Other potential All Blacks such as Ardie Savea and Akira Ioane, who are expected to also be at the Olympics, are unlikely to be considered for the XV-man game until the end-of-year tour when 36 players will be taken for two tests against Ireland and one each against Italy and France.
Williams, though, has a proven ability to switch between codes in quick order and is renowned for keeping in supreme physical condition. In 2014, he played for the Roosters in the NRL semifinal on September 27 and then a test for the All Blacks against the US on November 2.
The All Blacks have faith in Williams' ability to make a fast transition from sevens to XVs and their decision to elevate the 30-year-old to the leadership group is indicative of that confidence.

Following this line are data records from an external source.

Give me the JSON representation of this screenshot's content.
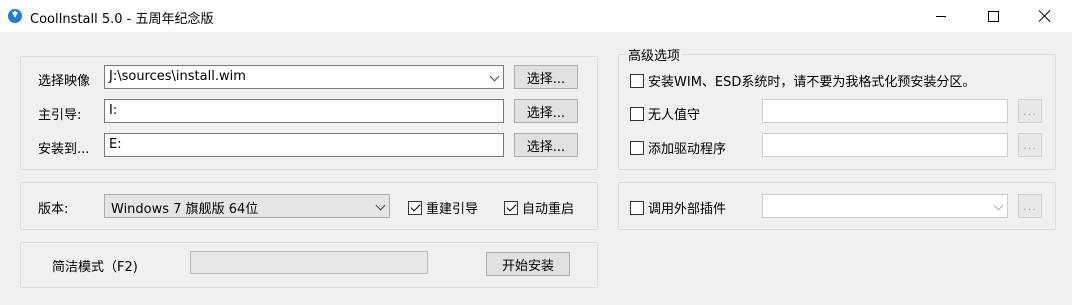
{
  "window": {
    "title": "CoolInstall 5.0 - 五周年纪念版",
    "icon": "download-icon",
    "controls": [
      "minimize",
      "maximize",
      "close"
    ]
  },
  "paths": {
    "image_label": "选择映像",
    "image_value": "J:\\sources\\install.wim",
    "image_button": "选择...",
    "boot_label": "主引导:",
    "boot_value": "I:",
    "boot_button": "选择...",
    "install_label": "安装到...",
    "install_value": "E:",
    "install_button": "选择..."
  },
  "version": {
    "label": "版本:",
    "selected": "Windows 7 旗舰版  64位",
    "rebuild_boot_label": "重建引导",
    "rebuild_boot_checked": true,
    "auto_restart_label": "自动重启",
    "auto_restart_checked": true
  },
  "simple": {
    "mode_label": "简洁模式（F2)",
    "progress": 0,
    "start_button": "开始安装"
  },
  "advanced": {
    "title": "高级选项",
    "no_format_label": "安装WIM、ESD系统时，请不要为我格式化预安装分区。",
    "no_format_checked": false,
    "unattended_label": "无人值守",
    "unattended_checked": false,
    "unattended_value": "",
    "unattended_button": "...",
    "add_driver_label": "添加驱动程序",
    "add_driver_checked": false,
    "add_driver_value": "",
    "add_driver_button": "...",
    "plugin_label": "调用外部插件",
    "plugin_checked": false,
    "plugin_value": "",
    "plugin_button": "..."
  }
}
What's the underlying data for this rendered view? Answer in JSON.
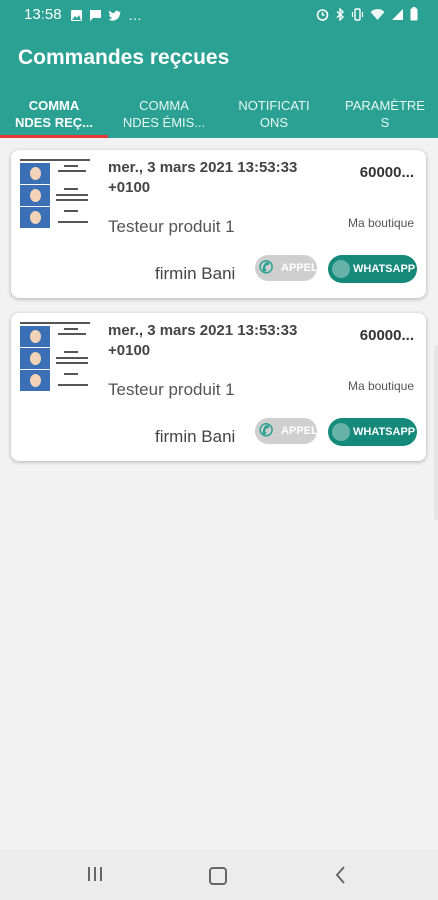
{
  "status_bar": {
    "time": "13:58",
    "overflow": "…",
    "left_icons": [
      "image-icon",
      "message-icon",
      "twitter-icon"
    ],
    "right_icons": [
      "alarm-icon",
      "bluetooth-icon",
      "vibrate-icon",
      "wifi-icon",
      "signal-icon",
      "battery-icon"
    ]
  },
  "app_bar": {
    "title": "Commandes reçcues"
  },
  "tabs": [
    {
      "line1": "COMMA",
      "line2": "NDES REÇ...",
      "active": true
    },
    {
      "line1": "COMMA",
      "line2": "NDES ÉMIS...",
      "active": false
    },
    {
      "line1": "NOTIFICATI",
      "line2": "ONS",
      "active": false
    },
    {
      "line1": "PARAMÈTRE",
      "line2": "S",
      "active": false
    }
  ],
  "orders": [
    {
      "date_line1": "mer., 3 mars 2021 13:53:33",
      "date_line2": "+0100",
      "amount": "60000...",
      "product": "Testeur produit 1",
      "shop": "Ma boutique",
      "customer": "firmin Bani",
      "call_label": "APPEL",
      "whatsapp_label": "WHATSAPP"
    },
    {
      "date_line1": "mer., 3 mars 2021 13:53:33",
      "date_line2": "+0100",
      "amount": "60000...",
      "product": "Testeur produit 1",
      "shop": "Ma boutique",
      "customer": "firmin Bani",
      "call_label": "APPEL",
      "whatsapp_label": "WHATSAPP"
    }
  ],
  "colors": {
    "primary": "#2aa192",
    "whatsapp": "#15897a",
    "tab_indicator": "#e53935",
    "call_button": "#cfcfcf"
  }
}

Williams' desire to be in the leadership group is also a sign of his desire to establish himself in the No 12 jersey.
He has won 33 test caps since his debut in 2010, but his decision to return to the NRL in 2013 and 2014 and the relentless form of Ma'a Nonu prevented him from becoming a regular test starter.
With Nonu now at Toulon, the way has been cleared for Williams to become an integral senior All Black both on and off the field. His form at the World Cup was outstanding and, although he played mostly off the bench, his contribution was significant.
He transformed the opening game against Argentina when he arrived with 35 minutes remaining and also had a major impact in the final, with his first touch being an outrageous offload to Nonu that led to a try.
No one in New Zealand Rugby is taking anything for granted but, despite having options to play rugby in Europe and league in Australia, there is rising optimism that Williams' preference is to stay where he is beyond this year.
Playing against the British Lions next year is an obvious goal, as is winning 50 test caps, and New Zealand Rugby would ideally like to have an extension sewn up before the All Blacks head to Chicago to play Ireland in October.